これは軽い話で、読者の中にはもっと特異な動きや構えを徹底された経験をお持ちの方もいるだろうと察します。
ディフェンスの足は変わらない
これは何を物語っているのかと言うと、それらが良い悪いという話ではなく、専門競技になるとそこだけで通用する特殊なものが必ず生まれます。運動能力、運動技術についてもその呪縛に囚われてしまいます。
ディフェンス力が伸びなくて悩んでいる場合に、限りなく部分的にだけ問題点を探してしまうことが多く、それが個人の技量面で言うと「一歩目の蹴り方」であったり「コンタクトの強さ」であったり、「構えが浅い深い」などに目がいってしまいませんか?
その視点で、バスケットボール的なディフェンス・フットワークを取り入れて毎日トレーニングしますが、ただ量的にこなしているに過ぎず、足はまるで動くようになりません。
それで大体の人が諦めてしまいます。他に手立てを見つけられないからです。
諦めずに模索したとしても、組織的にフォーメーションや仕掛けをつくって「策」で補うことに視点を絞るチームが多いでしょう。
つまり選手個人の運動技術能力の面では、ディフェンス力を育てることは捨てたということです。
動きの型よりも目的を活かす
私がある中学生のクリニックをおこなったときの話をします。
バスケ部の監督さんからディフェンスが弱いのでなんとかしたいと相談を受け、具体的にどのような場面でそれを感じるか、また実際にどのあたりが弱いかなどをヒアリングしました。
その上で当日、選手らにオールコートで一対一の攻防をおこなってもらい、そこから足づくりのきっかけをつくるクリニックを進めていきました。
二時間程度の実技でバスケットボールっぽく練習したのは最後だけで、ほとんどはただ身体の向きに意識を向けたり、そのためにどうやって足を運ぶと良いかを考えたりと、固定した思考やパターンをあえて排除して自由をつくってみました。
ただし「胸を相手に向けること」「つねに正面に立つこと」といった目的だけはきちんと定め、各々がオリジナルに動作を工夫してそれを果たす努力をしました。

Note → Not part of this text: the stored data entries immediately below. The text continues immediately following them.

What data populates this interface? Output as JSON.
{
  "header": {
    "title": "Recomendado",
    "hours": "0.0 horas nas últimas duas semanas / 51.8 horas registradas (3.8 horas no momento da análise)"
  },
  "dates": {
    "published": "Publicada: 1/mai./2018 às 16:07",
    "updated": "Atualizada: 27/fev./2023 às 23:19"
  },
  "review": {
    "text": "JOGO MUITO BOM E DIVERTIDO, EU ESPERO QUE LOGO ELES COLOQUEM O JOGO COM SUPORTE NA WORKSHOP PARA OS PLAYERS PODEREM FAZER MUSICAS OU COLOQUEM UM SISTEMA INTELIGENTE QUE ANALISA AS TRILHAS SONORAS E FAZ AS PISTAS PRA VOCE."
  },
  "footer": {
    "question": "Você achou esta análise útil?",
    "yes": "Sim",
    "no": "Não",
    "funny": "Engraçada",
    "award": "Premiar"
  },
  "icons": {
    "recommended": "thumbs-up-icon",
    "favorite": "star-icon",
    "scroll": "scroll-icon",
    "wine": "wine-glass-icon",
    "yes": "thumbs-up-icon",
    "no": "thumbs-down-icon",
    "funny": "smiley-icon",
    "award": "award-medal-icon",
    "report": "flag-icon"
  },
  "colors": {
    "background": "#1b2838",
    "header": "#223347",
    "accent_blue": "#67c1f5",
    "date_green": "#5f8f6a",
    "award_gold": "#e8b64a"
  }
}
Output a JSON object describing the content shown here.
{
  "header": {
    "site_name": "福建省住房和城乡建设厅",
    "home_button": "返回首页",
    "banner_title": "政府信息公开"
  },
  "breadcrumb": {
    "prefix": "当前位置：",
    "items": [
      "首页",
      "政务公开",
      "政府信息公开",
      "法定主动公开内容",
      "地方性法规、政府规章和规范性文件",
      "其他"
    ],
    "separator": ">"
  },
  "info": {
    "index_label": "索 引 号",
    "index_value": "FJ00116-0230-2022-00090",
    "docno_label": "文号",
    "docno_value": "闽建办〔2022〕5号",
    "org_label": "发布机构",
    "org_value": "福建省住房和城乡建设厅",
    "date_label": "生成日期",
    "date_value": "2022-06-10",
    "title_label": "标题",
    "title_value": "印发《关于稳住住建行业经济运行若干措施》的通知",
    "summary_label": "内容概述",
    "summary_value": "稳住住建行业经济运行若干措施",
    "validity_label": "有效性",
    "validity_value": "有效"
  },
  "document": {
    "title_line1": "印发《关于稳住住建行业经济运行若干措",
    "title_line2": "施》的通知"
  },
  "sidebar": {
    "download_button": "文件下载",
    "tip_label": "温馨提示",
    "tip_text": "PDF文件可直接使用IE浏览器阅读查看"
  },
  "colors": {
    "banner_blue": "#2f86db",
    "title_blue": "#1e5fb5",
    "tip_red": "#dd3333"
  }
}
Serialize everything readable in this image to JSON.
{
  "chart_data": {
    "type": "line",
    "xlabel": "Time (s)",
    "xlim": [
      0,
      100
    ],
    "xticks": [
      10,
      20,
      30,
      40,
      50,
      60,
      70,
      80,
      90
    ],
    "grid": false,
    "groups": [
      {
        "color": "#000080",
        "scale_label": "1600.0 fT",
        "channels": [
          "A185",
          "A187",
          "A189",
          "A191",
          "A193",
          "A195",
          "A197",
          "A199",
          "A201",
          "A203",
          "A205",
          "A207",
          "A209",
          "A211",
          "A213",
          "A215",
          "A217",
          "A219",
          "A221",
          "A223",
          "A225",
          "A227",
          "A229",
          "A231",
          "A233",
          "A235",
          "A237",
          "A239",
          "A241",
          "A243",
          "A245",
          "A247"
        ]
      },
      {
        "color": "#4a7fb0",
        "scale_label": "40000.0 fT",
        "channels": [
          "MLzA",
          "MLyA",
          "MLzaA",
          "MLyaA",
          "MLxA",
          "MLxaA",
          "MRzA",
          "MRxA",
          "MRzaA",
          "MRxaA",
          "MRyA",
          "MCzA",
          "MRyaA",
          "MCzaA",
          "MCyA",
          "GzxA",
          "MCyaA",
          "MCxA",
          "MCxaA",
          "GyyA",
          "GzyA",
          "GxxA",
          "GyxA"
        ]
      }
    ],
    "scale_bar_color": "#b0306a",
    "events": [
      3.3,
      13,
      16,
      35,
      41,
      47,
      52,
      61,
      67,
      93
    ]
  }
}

そうすると、どんな足運びが良いか、なぜ自分は動けないのか、そういった道筋が自然と見えてきます。プログラムされた動作ではなくて、工夫することに汗をかくことになります。
バスケットボール的な「このステップを覚える」みたいな発想よりも、「目的を達するために必要な動き方」を自ら探っていくもしくは生み出していく創造性を活かしたトレーニング方法を、私は採用しています。
他の球技でも同じ
自由にプレイを創り出していくと、自分のやれていないことになんとなく気がつきます。
体力的また技術的になにが必要なのか、目前にスッと顕れたものについて鍛練をおこなっていけば良いのであり、あまり「バスケットボールでのディフェンスフットワークはこう」と絶対を決める必要はないと考えます。
オフェンスがボールを持って前を向いています。走ってゴールへ近づこうとするのを阻止しようと、ディフェンスが立ちはだかって邪魔をします。これが一対一の構造ですね。
それは他の球技でも同じではないですか?バスケットボールに限ったものではなくて、サッカーでもラグビーでもハンドボールでも、基本的な構造は変わりません。
ハンドボールの選手がバスケットボールをしたときだけは、大きくそのレベルを落とすでしょうか。
サッカーでドリブルを前へ進ませない素早い動きを持った選手が、バスケットボールではまるで足が動かず反応もできないようになりますか?
大胆に言えばもう「鬼ごっこ」にも通ずるところがあって、それを上達させるためにはバスケットボールをいったん離れたほうが良い場合があるのです。
視野が狭くなっているのを広くすると、案外に物事は行き詰まっていたものもスッと進み始めます。